I would approach it as a team effort – help her clean if she will at all let you, especially since it sounds like she’s getting concerned too. If she doesn’t want to change, then I’d go to the RA. I’ve known people in this situation before, but this sounds like there’s a real problem (and I’m sort of a packrat myself).

Good luck!

Tell her you like to organize and ask if she would like your help getting ready to go back home, especially since it will be expensive is she tries to take everything with her. She might want to sell or donate some things now and not wait until everyone is trying to clear out. Channel your inner Marie Kondo. Force doesn’t work, especially if it is all on her side of the room.

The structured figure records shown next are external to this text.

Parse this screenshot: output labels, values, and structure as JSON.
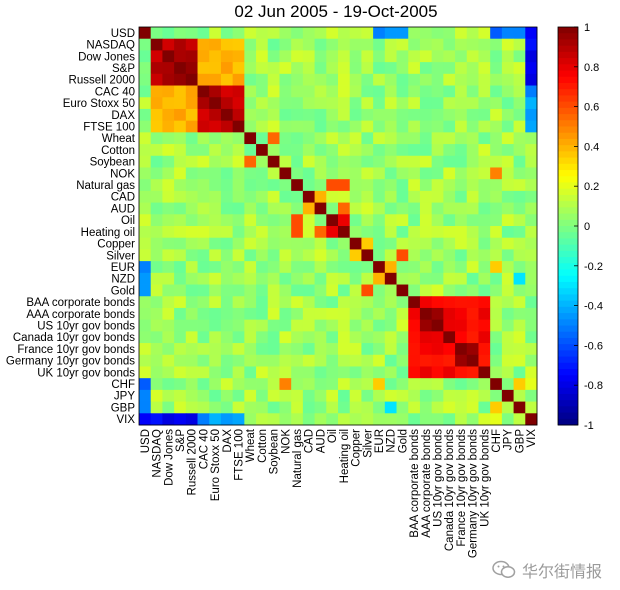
{
  "chart_data": {
    "type": "heatmap",
    "title": "02 Jun 2005 - 19-Oct-2005",
    "labels": [
      "USD",
      "NASDAQ",
      "Dow Jones",
      "S&P",
      "Russell 2000",
      "CAC 40",
      "Euro Stoxx 50",
      "DAX",
      "FTSE 100",
      "Wheat",
      "Cotton",
      "Soybean",
      "NOK",
      "Natural gas",
      "CAD",
      "AUD",
      "Oil",
      "Heating oil",
      "Copper",
      "Silver",
      "EUR",
      "NZD",
      "Gold",
      "BAA corporate bonds",
      "AAA corporate bonds",
      "US 10yr gov bonds",
      "Canada 10yr gov bonds",
      "France 10yr gov bonds",
      "Germany 10yr gov bonds",
      "UK 10yr gov bonds",
      "CHF",
      "JPY",
      "GBP",
      "VIX"
    ],
    "zlim": [
      -1,
      1
    ],
    "colorbar_ticks": [
      "1",
      "0.8",
      "0.6",
      "0.4",
      "0.2",
      "0",
      "-0.2",
      "-0.4",
      "-0.6",
      "-0.8",
      "-1"
    ],
    "blocks": [
      {
        "i": [
          1,
          4
        ],
        "j": [
          1,
          4
        ],
        "value": 0.9
      },
      {
        "i": [
          5,
          8
        ],
        "j": [
          5,
          8
        ],
        "value": 0.88
      },
      {
        "i": [
          1,
          4
        ],
        "j": [
          5,
          8
        ],
        "value": 0.4
      },
      {
        "i": [
          23,
          29
        ],
        "j": [
          23,
          29
        ],
        "value": 0.75
      },
      {
        "i": [
          16,
          17
        ],
        "j": [
          16,
          17
        ],
        "value": 0.75
      },
      {
        "i": [
          0,
          0
        ],
        "j": [
          30,
          33
        ],
        "value": -0.55
      },
      {
        "i": [
          33,
          33
        ],
        "j": [
          0,
          4
        ],
        "value": -0.75
      },
      {
        "i": [
          33,
          33
        ],
        "j": [
          5,
          8
        ],
        "value": -0.45
      }
    ],
    "pairs": [
      {
        "i": 24,
        "j": 25,
        "value": 0.95
      },
      {
        "i": 27,
        "j": 28,
        "value": 0.95
      },
      {
        "i": 13,
        "j": 16,
        "value": 0.6
      },
      {
        "i": 13,
        "j": 17,
        "value": 0.6
      },
      {
        "i": 15,
        "j": 17,
        "value": 0.55
      },
      {
        "i": 11,
        "j": 9,
        "value": 0.55
      },
      {
        "i": 19,
        "j": 22,
        "value": 0.6
      },
      {
        "i": 20,
        "j": 21,
        "value": 0.4
      },
      {
        "i": 12,
        "j": 30,
        "value": 0.5
      },
      {
        "i": 0,
        "j": 20,
        "value": -0.5
      },
      {
        "i": 0,
        "j": 21,
        "value": -0.45
      },
      {
        "i": 0,
        "j": 22,
        "value": -0.45
      },
      {
        "i": 20,
        "j": 30,
        "value": 0.35
      },
      {
        "i": 21,
        "j": 32,
        "value": -0.3
      },
      {
        "i": 30,
        "j": 32,
        "value": 0.35
      },
      {
        "i": 14,
        "j": 15,
        "value": 0.4
      },
      {
        "i": 18,
        "j": 19,
        "value": 0.35
      },
      {
        "i": 0,
        "j": 6,
        "value": 0.15
      },
      {
        "i": 33,
        "j": 30,
        "value": 0.2
      }
    ],
    "diagonal": 1
  },
  "watermark": {
    "text": "华尔街情报",
    "icon": "wechat-icon"
  }
}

Go to your RA, and say that you would like some help with how you get your roommate to keep her stuff on her side of the room…she just has too much stuff.

To her you might mention that she should consider taking stuff home for spring break…or if she is staying here, thinking about what to ship home, donate or throw out.

That’s a turn - my D’s experience with out of state roomies is that they live out of a couple of suitcases! Maybe you can ask if you two can put aside a morning one weekend to clean up the place? Sometimes a situation gets past the point of manageable and the offender just says “f’” it and doesn’t deal. Some helping hands might just what she needs to hit the reset button. If she starts to get defensive, reiterate how glad you are to be rooming with her and just need to have her stuff contained a little bit better.

D has a super slobby roommate in freshman year (3 in a 2-person dorm, so cramped already). I’m talking piles of clothes that D had to shovel out of the way to get to her drawers, decaying food on her desk, overflowing trash cans - you get the idea. No issues sophomore year, then fast-forward to junior year - sharing a room in an apartment with another slob. D is very happy there. Difference? Freshman roommate was also super inconsiderate, completely different social life and work ethic, and there was no place for D to escape. Junior roommate is a delight (as are her roomies) and she has other spaces - living room, kitchen - to retreat to if the mess is too much. So, how you feel about the roomie does come into play somewhat.